Over lunch with a civil society leader in our community last week, there was concern expressed over how she feels our Canadian cities are becoming increasingly split over ideologies, never-ending opinions, online mischief and a rampant kind of identity politics.  She asked if I could send her any writings that could give her some hope for a future kind of citizenship that can overcome forces seeking to pull us apart through a rededication to community life.  I sent her the following quotes from Mark Kingwell’s book The World We Want, among others.  Written almost 20 years ago, it remains more relevant than ever and I thought I’d pass them along.

“We must trust to listen to the other whom we do not yet know, must rely on a basic willingness to care about someone who thinks and lives differently from ourselves.”


“Our inability to know the whole truth should never be anger or prejudice against others who think differently, but instead toleration of diversity. The reason is clear:  Humans have the limitation that when it comes to knowledge, only the self can really be trusted.  And yet the self is restricted in capacity.  We must therefore be modest and open-minded, not judgmental and condemnatory.  Where we cannot know, we must not judge.”


“This drive for a common language of political discussion is in some ways admirable, since it seeks to resolve differences rather than simply eliminate them, but at a fundamental level it is misconceived.  Some ethical and political differences simply do not go away; some conflicts can never be resolved, only managed.”


“Curiously enough, therefore, and contrary to the explicit desire of most philosophers through the ages, we make a strategic error when we look to rationality as the means to realize justice.  We should look rather to desire, to what we want – and to the limits of getting what we want given the presence of other people with their own desires.”


“Citizenship is less an intellectual achievement or state of illumination than it is a way of carrying on a form of action.  It is a way of finding ourselves, or at least enough of ourselves to make do, within the complicated cross-hatched world of our shared dreams.”

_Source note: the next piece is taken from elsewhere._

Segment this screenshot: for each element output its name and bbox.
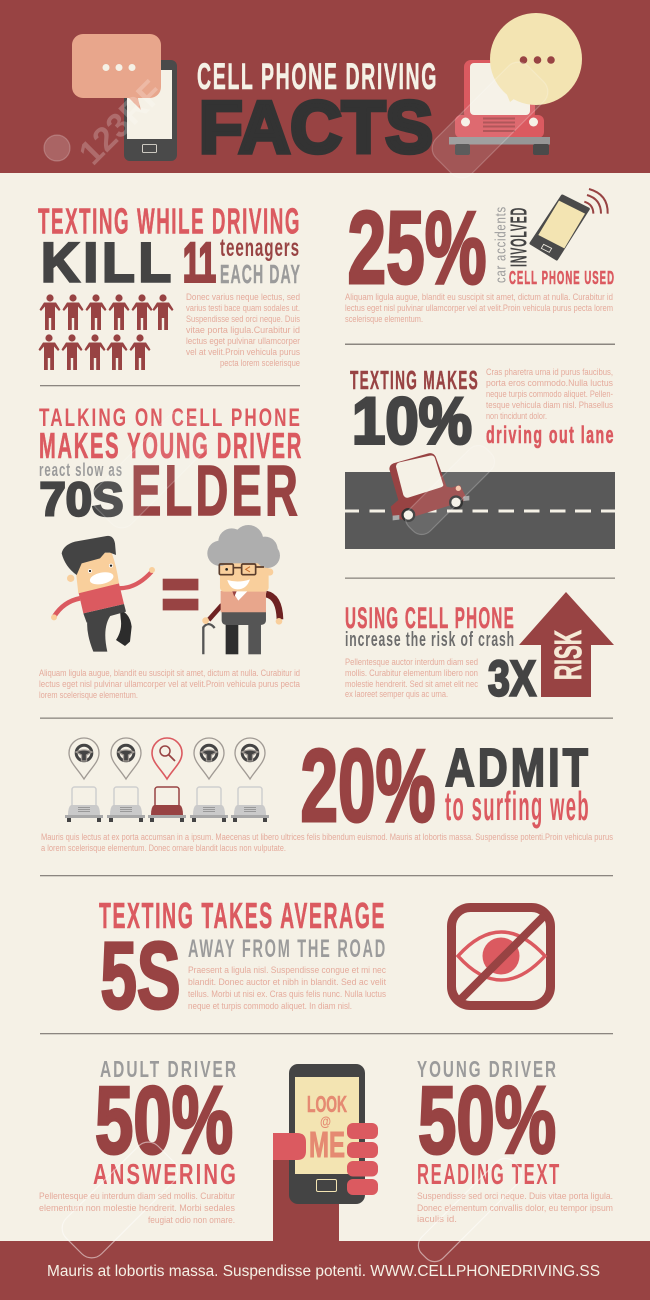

“Citizens must build character more than intellect if they are to take up the challenging task of political commitment; they must be good citizens rather than simply good maximizers of self-interest or good generators of individual preferences.  It is not that self-interest or preference are inimical to justice, only that in themselves they will not secure it.  Therefore, the good citizens must nurture an attitude of hopeful pragmatism, must cultivate the specifically political virtues of negotiation and acceptance, as well as the more searching virtues of love.”


“The language of political virtues insists on something that the interest-oriented discourse of political and economic rights cannot; namely, that privilege confers obligations on those who enjoy it. That there is a moral duty to act not only for one’s own benefit, but for the benefit of others less able to fend for themselves.  That’s citizenship in action.”